AFTER a week of clinging to an unsustainable line about how due process had to be followed with regard to the two Conservative candidates caught up in the election betting scandal, Rishi Sunak and the Conservative Party have finally withdrawn their support from the candidates, even though the investigative process is incomplete.

George Osborne, the former Conservative Chancellor, has termed his successor’s response to the scandal as “pathetic”. By clinging to the indefensible, Mr Sunak has allowed this story to dominate the campaigning for days, and his subsequent U-turn now threatens to overshadow the fact that, unbelievably, Labour has a similar affair brewing in its own ranks.

Keir Starmer, though, has acted swiftly in distancing himself from the Suffolk candidate Kevin Craig who is being investigated for apparently betting against himself to win his seat against a massive Tory majority. Mr Craig said he intended to donate his winnings to charity.

There is a difference in magnitude between the two affairs, but even so, Mr Starmer’s swift response will not remove the Labour story from the headlines. Mr Craig, who has an impressive CV in the world of communications, has donated £100,000 to the Labour Party, so questions now are bound to be asked about how he came to be selected as a candidate.

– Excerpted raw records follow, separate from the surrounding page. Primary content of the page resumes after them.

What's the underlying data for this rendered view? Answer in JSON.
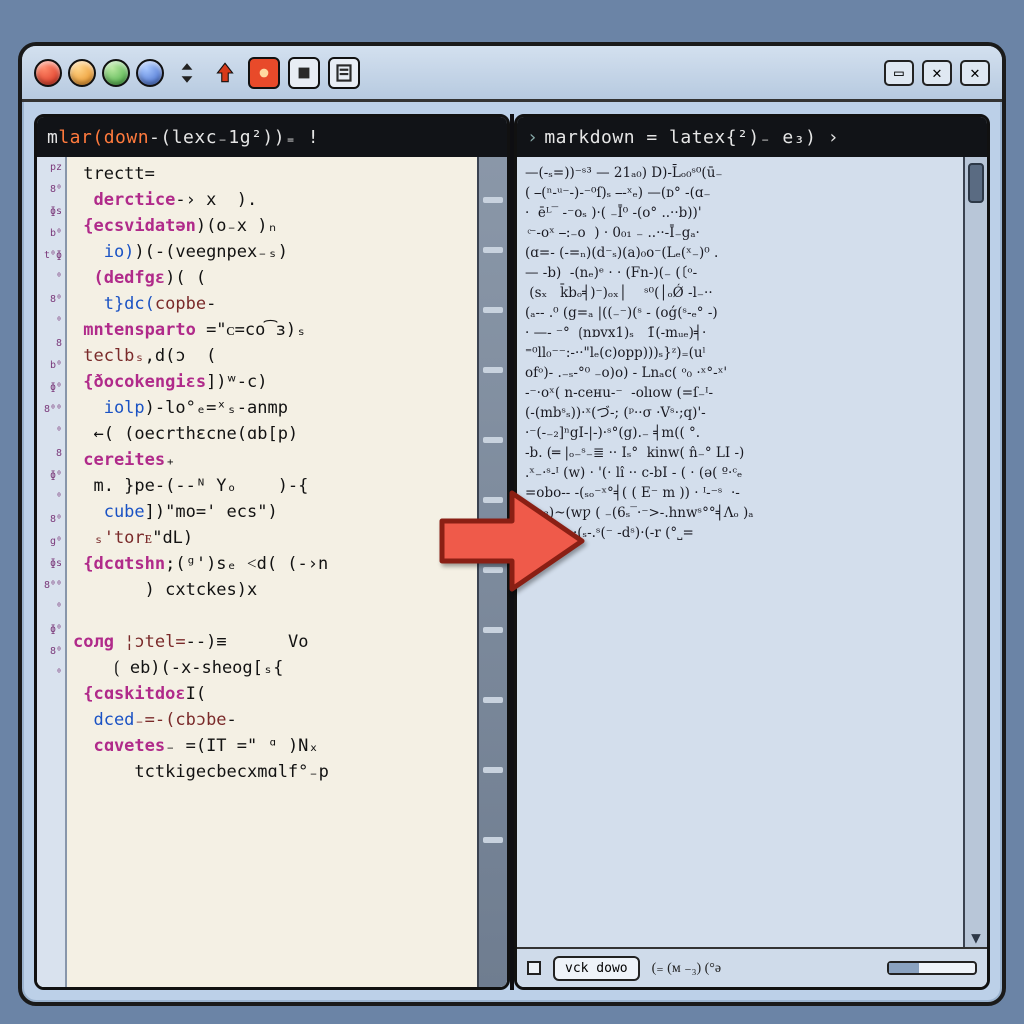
{
  "titlebar": {
    "lights": [
      "red",
      "or",
      "gr",
      "bl"
    ],
    "tool_icons": [
      "sort-icon",
      "up-arrow-icon",
      "record-icon",
      "stop-icon",
      "page-icon"
    ],
    "win_icons": [
      "minimize-icon",
      "close-icon",
      "close-icon-2"
    ]
  },
  "left": {
    "title_prefix": "m ",
    "title_accent": "lar(down",
    "title_rest": " -(lexc₋1g²))₌ !",
    "gutter": "pz\n8⁰\nɸs\nb⁰\nt⁰ɸ\n⁰\n8⁰\n⁰\n8\nb⁰\nɸ⁰\n8⁰⁰\n⁰\n8\nɸ⁰\n⁰\n8⁰\ng⁰\nɸs\n8⁰⁰\n⁰\nɸ⁰\n8⁰\n⁰",
    "code": {
      "lines": [
        {
          "plain": " trectt="
        },
        {
          "kw": "  dercticе",
          "plain": "-› x  )."
        },
        {
          "kw": " {ecsvidatən",
          "plain": ")(o₋x )ₙ"
        },
        {
          "fn": "   io)",
          "plain": ")(-(veegnpex₋ₛ)"
        },
        {
          "kw": "  (dedfgε",
          "plain": ")( ("
        },
        {
          "fn": "   t}dc(",
          "id": "coрbe",
          "plain": "-"
        },
        {
          "kw": " mntensparto",
          "plain": " =\"ᴄ=co͡з)ₛ"
        },
        {
          "id": " teclbₛ",
          "plain": ",d(ɔ  ("
        },
        {
          "kw": " {ðocokengiεs",
          "plain": "])ʷ-c)"
        },
        {
          "fn": "   iolр",
          "plain": ")-lo°ₑ=ˣₛ-anmp"
        },
        {
          "plain": "  ←( (oecrthεcne(ɑb[p)"
        },
        {
          "kw": " cereites",
          "plain": "₊"
        },
        {
          "plain": "  m. }pe-(--ᴺ Yₒ    )-{"
        },
        {
          "fn": "   cube",
          "plain": "])\"mo=' eсs\")"
        },
        {
          "id": "  ₛ'torᴇ",
          "plain": "\"dL)"
        },
        {
          "kw": " {dcɑtshn",
          "plain": ";(ᵍ')sₑ ˂d( (-›n"
        },
        {
          "plain": "       ) cxtckеs)x"
        },
        {
          "plain": ""
        },
        {
          "id": " ¦ɔtel=",
          "kw": "coлg",
          "plain": "--)≡      Vo"
        },
        {
          "plain": "    ⟮ eb)(-x-sheоg[ₛ{"
        },
        {
          "kw": " {cɑskitdoε",
          "plain": "Ι("
        },
        {
          "fn": "  dced",
          "id": "₋=-(cbɔbe",
          "plain": "-"
        },
        {
          "kw": "  cɑvetes",
          "plain": "₋ =(IТ =\" ᵅ )Nₓ"
        },
        {
          "plain": "      tctkigеcbеcxmɑlf°₋p"
        }
      ]
    },
    "minimap_blocks": [
      40,
      90,
      150,
      210,
      280,
      340,
      410,
      470,
      540,
      610,
      680
    ]
  },
  "right": {
    "title_chev": "› ",
    "title_main": "markdown = latex{²)₋ e₃) ›",
    "preview": "—(-ₛ=))⁻ˢ³ — 21ₐ₀) D)-L̄ₒ₀ˢ⁰(ū₋\n( ⎯(ⁿ-ᵘ⁻-)-⁻⁰ſ)ₛ ⎯-ˣₑ) —(ᴅ° -(ɑ₋\n·  ēᴸ‾ -⁻oₛ )·( ₋Ī⁰ -(o° ..··b))'\n ͨ⁻-oˣ ⎯:₋o  ) · 0₀₁ ₋ ..··-Ī₋gₐ·\n(ɑ=- (-=ₙ)(d⁻ₛ)(a)₀o⁻(Lₑ(ˣ₋)⁰ .\n— -b)  -(nₑ)ᵉ · · (Fn-)(₋ (〔ᵒ-\n (sₓ   k̄bₒ╡)⁻)ₒₓ│    ˢ⁰(│ₒǾ -l₋··\n(ₐ-- .⁰ (g=ₐ |((₋⁻)(ˢ - (oǵ(ˢ-ₑ° -)\n· —- ⁻°  ⟮nɒᴠx1)ₛ   1̄(-mᵤₑ)╡·\n⁼⁰ll₀⁻⁻:-··\"lₑ(c)oрp)))ₛ}ᶻ)₌(uˡ\nofᵒ)- .₋ₛ-°⁰ ₋o)o) - Lnₐc( ᵒ₀ ·ˣ°-ˣ'\n-⁻·oˣ( n-cенu-⁻  -olıow (=ſ₋ᴵ-\n(-(mbˢₛ))·ˣ(づ-; (ᵖ··σ ·Vˢ·;q)'-\n·⁻(-₋₂]ⁿgI-|-)·ˢ°(g).₋ ╡m(( °.\n-b. (═ |ₒ₋ˢ₋≣ ·· Iₛ°  kinw( n̂₋° LI -)\n.ˣ₋·ˢ-ᴵ (w) · '(· lı̂ ·· с-bI - ( · (ǝ( º·ᶜₑ\n=obo-- -(ₛₒ⁻ˣ°╡( ( E⁻ m )) · ᴵ-⁻ˢ  ·-\n(-n₃)~(wƿ ( ₋(6ₛ‾·⁻>-.hnwˢ°°╡Λₒ )ₐ\n( √-c̄-  -·(ₛ-.ˢ(⁻ -dˢ)·(-r (°˽=",
    "status": {
      "button": "vck dоwo",
      "readout": "(₌ (м ₋₃)  (°ə"
    }
  },
  "arrow": {
    "name": "convert-arrow"
  }
}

Sixty per cent of the public in a recent poll said that Mr Sunak had handled the Tory betting scandal, which goes to the heart of the party with the director of campaigning taking leave of absence over it, badly.

One hundred per cent of the public must be shaking their heads sadly that both parties wish to put before them candidates whose judgement is so flawed. These are people they want us to send to Parliament to grapple with really complex affairs and yet they don’t have the nous to know when it is acceptable to visit a bookie.